One of the characteristics of iconic images is that people play with them: artists, advocates, advertisers, comics, you name it, there always is somebody willing to drag and drop, cut, color, emblazon, or otherwise alter the image.  Of course, another feature of the icon is that it has a special place in the public archive; consequently, others will say these ordinary techniques of appropriation are improper or even an assault on artistic integrity and communal values.

k-bigpic

For example, you just shouldn’t colorize a classic black and white photo, right?  Artistic integrity is at risk here.  Likewise, you shouldn’t strip a national icon of its patriotic content, should you?  Isn’t that a cheap shot at those who were being honored?

fate1945-IwoJima

If you’ve read our work, you know that John and I think otherwise, but that’s not the point here.  What is interesting is how slide shows of each of these techniques have been circulating recently.  There are a number of collections of colorized icons: for example, here, here, and here.  (“Icon” often is being used more broadly that I would use the term, but I don’t own it and the difference usually is not worth an argument.)  And the second image above is from the Fatescapes project of the Slovakian artist Pavel Maria Smejkal.

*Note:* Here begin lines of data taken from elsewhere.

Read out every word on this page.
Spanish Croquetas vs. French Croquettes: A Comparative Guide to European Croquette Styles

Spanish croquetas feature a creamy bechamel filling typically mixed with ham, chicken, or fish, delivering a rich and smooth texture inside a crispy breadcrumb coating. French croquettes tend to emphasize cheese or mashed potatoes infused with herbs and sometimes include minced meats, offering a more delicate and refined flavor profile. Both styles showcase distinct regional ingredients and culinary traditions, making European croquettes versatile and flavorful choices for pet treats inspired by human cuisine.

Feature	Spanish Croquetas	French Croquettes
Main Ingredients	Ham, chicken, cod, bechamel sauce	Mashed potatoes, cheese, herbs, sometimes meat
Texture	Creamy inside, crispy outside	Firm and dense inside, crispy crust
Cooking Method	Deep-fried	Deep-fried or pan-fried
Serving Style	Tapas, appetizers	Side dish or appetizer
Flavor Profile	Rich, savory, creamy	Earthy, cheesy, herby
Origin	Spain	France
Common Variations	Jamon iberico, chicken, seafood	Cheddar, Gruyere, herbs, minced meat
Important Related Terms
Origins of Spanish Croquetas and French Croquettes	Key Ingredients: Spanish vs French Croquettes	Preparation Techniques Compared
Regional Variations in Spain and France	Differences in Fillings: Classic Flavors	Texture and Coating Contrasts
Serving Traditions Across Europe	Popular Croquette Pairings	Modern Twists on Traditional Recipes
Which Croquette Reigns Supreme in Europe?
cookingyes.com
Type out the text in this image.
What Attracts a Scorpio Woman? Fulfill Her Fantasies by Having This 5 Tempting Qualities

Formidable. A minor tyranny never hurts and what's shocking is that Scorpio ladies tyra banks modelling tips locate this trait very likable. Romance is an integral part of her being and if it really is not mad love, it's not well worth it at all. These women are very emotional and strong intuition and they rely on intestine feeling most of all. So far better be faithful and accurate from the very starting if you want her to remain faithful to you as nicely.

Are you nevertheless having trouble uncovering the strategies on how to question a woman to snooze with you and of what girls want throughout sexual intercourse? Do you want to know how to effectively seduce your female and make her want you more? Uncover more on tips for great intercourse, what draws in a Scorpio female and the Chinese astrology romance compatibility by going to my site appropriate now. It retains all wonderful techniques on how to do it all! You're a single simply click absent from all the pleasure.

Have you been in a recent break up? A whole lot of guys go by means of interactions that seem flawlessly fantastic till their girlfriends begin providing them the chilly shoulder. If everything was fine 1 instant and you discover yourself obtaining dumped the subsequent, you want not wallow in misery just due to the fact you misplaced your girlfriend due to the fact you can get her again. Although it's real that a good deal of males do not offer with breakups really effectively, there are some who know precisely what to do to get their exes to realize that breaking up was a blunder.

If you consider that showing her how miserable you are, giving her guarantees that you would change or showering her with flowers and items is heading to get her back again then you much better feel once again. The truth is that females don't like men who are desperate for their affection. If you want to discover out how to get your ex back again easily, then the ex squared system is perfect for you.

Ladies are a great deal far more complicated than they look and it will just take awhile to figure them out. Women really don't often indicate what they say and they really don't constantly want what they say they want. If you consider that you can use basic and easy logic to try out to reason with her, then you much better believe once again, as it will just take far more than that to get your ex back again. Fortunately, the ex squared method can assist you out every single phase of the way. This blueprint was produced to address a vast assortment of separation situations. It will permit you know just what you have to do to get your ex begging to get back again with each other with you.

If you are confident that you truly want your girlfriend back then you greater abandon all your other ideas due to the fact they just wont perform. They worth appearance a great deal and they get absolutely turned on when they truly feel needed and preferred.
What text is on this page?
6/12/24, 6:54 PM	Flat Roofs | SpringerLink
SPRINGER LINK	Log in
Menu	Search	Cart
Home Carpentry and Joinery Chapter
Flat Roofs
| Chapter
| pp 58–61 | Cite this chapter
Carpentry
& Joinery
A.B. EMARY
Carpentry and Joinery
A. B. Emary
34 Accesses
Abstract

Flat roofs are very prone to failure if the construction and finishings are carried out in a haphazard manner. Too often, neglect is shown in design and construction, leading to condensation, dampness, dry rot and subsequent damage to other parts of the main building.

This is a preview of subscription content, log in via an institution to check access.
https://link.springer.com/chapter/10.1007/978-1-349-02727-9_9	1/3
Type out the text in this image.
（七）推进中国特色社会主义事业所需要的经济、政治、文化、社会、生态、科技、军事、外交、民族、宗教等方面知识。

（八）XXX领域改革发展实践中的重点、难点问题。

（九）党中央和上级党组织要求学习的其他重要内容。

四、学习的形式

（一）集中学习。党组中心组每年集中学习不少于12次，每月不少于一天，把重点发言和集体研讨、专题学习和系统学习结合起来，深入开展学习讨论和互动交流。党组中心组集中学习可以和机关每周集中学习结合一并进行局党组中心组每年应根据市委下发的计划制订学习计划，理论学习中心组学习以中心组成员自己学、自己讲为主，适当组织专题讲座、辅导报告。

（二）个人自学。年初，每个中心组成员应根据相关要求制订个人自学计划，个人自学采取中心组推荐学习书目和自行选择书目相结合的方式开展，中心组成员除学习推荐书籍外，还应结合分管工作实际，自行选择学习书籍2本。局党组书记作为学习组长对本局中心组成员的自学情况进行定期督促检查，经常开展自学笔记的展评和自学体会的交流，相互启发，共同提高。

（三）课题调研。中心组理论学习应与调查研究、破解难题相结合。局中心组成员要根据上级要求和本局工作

Different techniques shouldn’t be strictly equated, but it is interesting to me how both accenting and removing the flag works to a similar effect of highlighting its importance.  Whatever the alternation of an iconic image, it usually reveals something important about the original.  That said, the differences are significant as well.  For example, the accented flag may mark the emotional response that is cued by but not actually evident in the photograph, while the emptied tableau highlights the extent to which war’s desolation was always a subordinate but important part of the composition.

So play on.  After all, we can always see the originals.